By - Jim Vess

Demand charges seen as a barrier to the growth of public EV charging stations

Energize Weekly, April 12, 2017

The growth of electric vehicles (EVs) and the charging stations they need is often described as a “chicken-and-egg” problem—but the prospects for adding stations is being scrambled by high electricity rates, according to a study by the Rocky Mountain Institute (RMI).

The analysis of 230 California stations run by EVgo, the nation’s largest operator of public fast-charging stations, found that utilities applying “demand charges” to the stations made the stations uneconomical.

The dilemma is that without more charging stations, it will be difficult to sell more electric vehicles and without more EVs, it will be hard to make a profit on the stations.

“If we are going to solve this chicken-and-egg problem, we are going to have to have a viable business model for public charging stations,” says Chris Nelder, a manager in RMI’s electricity practice and a co-author of the study.

The report was funded by Houston-based EVgo, which operates more than 670 charging locations across the U.S.

“For a market that is just getting started, the demand charges are a barrier,” Nelder says. If the stations had utilization rates of 80 percent, they might be able to absorb the demand charges, but at 10 percent utilization, they become unprofitable, he said.

Utilities put demand charges on large industrial and commercial users who place high demands upon the grid and are based on the customer’s peak use of electricity. In California, utilities have put demand charges on each of EVgo’s stations.

The result is that in some cases, these charges were responsible for more than 90 percent of a charging station’s electricity costs—as high as a $1.96 a kilowatt-hour at some stations during the summer months.

EV stations need to be able to charge around 29 cents a kilowatt-hour to be competitive with gasoline or put another way, to sell electricity to drivers at 9 cents a mile or less, according to the RMI report.

“Demand charges are especially challenging to new charging infrastructure that has not yet reached a sustainable utilization rate,” the study says. “This issue will be compounded by the deployment of next-generation fast-charging stations.”

Earlier this year, EVgo, in collaboration with Swedish technology company ABB, introduced its newest high-power, fast-charging station, which operates at a rate of 150 kilowatts or three times faster than most fast-charging stations installed in the U.S.

There are several issues with demand charges on charging stations, the study says. First, operators of charging stations have little control over when customers use them and as a result, unlike commercial and industrial customers, cannot manage to reduce peak usage. “The use rates of charges also vary widely by location and type of charger,” the study notes.

In analyzing every charging session at every EVgo California station over the course of 2016, RMI found an up to 70 percent variation in sales from month to month, while there was a smaller, 16 percent variation in peak demand each month. So, a station with low sales could still get pinched with a high demand charge.

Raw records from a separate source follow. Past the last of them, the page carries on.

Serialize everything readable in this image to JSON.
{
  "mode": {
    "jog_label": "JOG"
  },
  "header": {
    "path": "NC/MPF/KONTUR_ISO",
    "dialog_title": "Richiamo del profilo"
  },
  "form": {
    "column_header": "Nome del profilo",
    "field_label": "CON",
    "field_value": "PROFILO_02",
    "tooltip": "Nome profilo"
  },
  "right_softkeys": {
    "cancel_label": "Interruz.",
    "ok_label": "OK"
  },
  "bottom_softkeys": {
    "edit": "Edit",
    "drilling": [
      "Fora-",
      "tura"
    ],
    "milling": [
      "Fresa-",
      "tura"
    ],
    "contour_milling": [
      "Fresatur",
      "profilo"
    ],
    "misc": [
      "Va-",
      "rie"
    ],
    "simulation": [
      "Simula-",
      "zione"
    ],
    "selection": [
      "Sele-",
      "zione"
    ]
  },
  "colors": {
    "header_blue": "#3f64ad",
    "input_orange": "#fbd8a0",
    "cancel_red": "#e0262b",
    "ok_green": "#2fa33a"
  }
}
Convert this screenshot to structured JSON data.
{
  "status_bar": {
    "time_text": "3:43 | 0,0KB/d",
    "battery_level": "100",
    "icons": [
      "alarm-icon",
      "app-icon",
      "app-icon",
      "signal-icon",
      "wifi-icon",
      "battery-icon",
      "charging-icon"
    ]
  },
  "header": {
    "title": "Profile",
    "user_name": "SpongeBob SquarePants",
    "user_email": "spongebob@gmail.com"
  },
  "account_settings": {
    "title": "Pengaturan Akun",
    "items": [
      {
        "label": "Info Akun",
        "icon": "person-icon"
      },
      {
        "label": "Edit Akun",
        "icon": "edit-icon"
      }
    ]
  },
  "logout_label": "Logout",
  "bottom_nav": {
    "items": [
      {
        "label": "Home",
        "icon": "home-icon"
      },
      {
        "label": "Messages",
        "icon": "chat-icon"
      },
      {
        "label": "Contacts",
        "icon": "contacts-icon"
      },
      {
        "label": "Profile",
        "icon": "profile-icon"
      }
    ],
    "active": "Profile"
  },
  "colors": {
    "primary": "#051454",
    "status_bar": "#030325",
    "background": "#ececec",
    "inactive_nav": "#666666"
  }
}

“In short, these charger networks look and behave nothing like a large commercial or industrial facility, but they are being billed as if each location is a separate commercial facility,” the report says.

California has regulations in place requiring a percentage of all cars sold in the state to have zero emissions—in effect requiring electric cars. The goal is to have 1.5 million EVs on the road by 2020.

The state has also pushed California’s three large investor-owned utilities to run pilot programs in which they will install 12,500 charging stations. Regulators have also asked the utilities to propose new rates that reduce the impact of demand charges on operators of public fast-charging stations.

South California Edison (SCE) and San Diego Gas & Electric (SDG&E) have submitted proposals. Pacific Gas and Electric has yet to field a plan. The SDG&E proposal includes replacing a demand charge with a more flexible “dynamic adder,” and the plan proposed by SCE calls for suspending demand charges for five years.

“We will have to wait and see how the market develops,” says Nelder. “At the very least, the new tariffs they have proposed are going to work better for guys like EVgo.”

The report sets out what it calls best practices for EV charging station rates.

  • Time-varying volumetric rates for electricity, such as time-of-use rate that charges more when electricity demand is high and less when it low. “Ideally, these volumetric charges would recover all, or nearly all, of the cost of providing energy and system capacity,” the report said.
  • Low fixed charges, which primarily reflect routine costs for things like maintenance and billing. 
  • The opportunity to earn credit for providing grid services.
  • Rates that vary by location. For example, a utility could offer low rates for fast charging stations installed in overbuilt and underutilized areas of the grid, in order to increase the efficiency of existing infrastructure and build new EV-charging infrastructure at low cost. 
  • Limited or no demand charges.

“You can’t really imagine to get to the future of widespread EVs without public charging stations,” Nelder says. “So we really have to get the rates right.”